|Hosta 'Guacamole' & Gerbera 'Sweet Fiesta' 15 August 2022|
El humo se desvanece en el aire. Real Academia Española
My online dictionary RAE (Real Academia Española) defines in several poetic ways the meaning of desvanecer (to fade). The above definition translates to “smoke fades into the air”. I find that quite attractive to my ear when I repeat it out loud.
The verb desvanecer also applies to a person who is feeling faint so the word is not only by something like the fading colours of an old colour print exposed to sunlight.

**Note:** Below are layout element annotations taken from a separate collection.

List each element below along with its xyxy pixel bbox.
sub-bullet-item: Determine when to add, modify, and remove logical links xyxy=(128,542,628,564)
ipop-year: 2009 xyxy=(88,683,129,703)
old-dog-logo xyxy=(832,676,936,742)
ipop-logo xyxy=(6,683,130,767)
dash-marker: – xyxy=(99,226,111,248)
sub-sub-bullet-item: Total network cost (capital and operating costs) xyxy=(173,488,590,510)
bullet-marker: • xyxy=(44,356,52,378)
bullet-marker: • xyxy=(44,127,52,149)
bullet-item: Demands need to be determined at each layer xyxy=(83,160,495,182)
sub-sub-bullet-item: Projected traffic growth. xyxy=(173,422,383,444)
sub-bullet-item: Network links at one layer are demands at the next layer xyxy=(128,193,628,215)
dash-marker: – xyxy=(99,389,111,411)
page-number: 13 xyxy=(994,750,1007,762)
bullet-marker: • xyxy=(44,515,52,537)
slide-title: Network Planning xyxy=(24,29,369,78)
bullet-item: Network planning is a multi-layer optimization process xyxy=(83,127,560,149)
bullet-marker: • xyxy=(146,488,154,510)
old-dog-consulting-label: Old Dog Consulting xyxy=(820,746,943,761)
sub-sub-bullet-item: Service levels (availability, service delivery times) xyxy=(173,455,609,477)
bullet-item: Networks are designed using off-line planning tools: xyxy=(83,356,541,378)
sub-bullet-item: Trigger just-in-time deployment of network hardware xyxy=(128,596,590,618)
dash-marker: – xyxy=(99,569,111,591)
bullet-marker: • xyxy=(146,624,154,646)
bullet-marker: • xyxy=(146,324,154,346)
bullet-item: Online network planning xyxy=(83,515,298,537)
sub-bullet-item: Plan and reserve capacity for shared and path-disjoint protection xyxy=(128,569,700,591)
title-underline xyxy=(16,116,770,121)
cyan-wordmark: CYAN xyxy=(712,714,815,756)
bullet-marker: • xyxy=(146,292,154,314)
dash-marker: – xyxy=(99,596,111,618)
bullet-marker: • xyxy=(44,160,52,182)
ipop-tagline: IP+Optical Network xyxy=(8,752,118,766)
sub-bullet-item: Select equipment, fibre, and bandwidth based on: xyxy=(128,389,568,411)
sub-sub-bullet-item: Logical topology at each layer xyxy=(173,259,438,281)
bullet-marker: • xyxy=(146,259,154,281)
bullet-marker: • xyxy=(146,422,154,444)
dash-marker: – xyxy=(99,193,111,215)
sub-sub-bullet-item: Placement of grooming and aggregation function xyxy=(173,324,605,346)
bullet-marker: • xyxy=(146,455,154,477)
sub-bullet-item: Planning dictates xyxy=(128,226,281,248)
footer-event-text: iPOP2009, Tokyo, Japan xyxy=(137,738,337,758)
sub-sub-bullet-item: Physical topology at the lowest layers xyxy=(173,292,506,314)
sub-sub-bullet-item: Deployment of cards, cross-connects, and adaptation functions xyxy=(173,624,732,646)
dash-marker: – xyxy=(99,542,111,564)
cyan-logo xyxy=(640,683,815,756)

Most roses become lighter and thus fade in the sun. One brilliant exception is Rosa x odorata ‘Mutabilis. Blooms darken with age. Some very red Gallica roses fade to a darker, almost metallic purple.
Particularly with annuals (my Rosemary’s annuals) I sometimes feel sad for them (as if they were persons) when I notice that the blooms are fading or as Rosemary would have said, “They are past it.”
After many years of observation I have come not only to appreciate the fading of my roses but to also see beauty in the transition. With the roses I know that they will return next year, but with these annuals I contemplate in them death and my own.
Hostas, no matter what people say, are not shade loving. My friend, hosta expert Wolfram George Schmid (now gone) who wrote the bible on hostas often told me, “Hostas are shade tolerant.”
There is much confusion in the hosta world in how to call light-coloured plants, are they gold or yellow? Schmid used the nice word lutescent for hostas that whitened in the sun as the season progresses.
In my scan here I have two leaves of Hosta ‘Guacamole’. The smaller one (hidden underneath bigger leaves) has retained the original colour while the bigger leaf is becoming lutescent.
The two blooms of Gerbera ‘Sweet Fiesta’ will soon be replaced by new ones. But here one of them is fading.
I could say that their colour is fading into the air.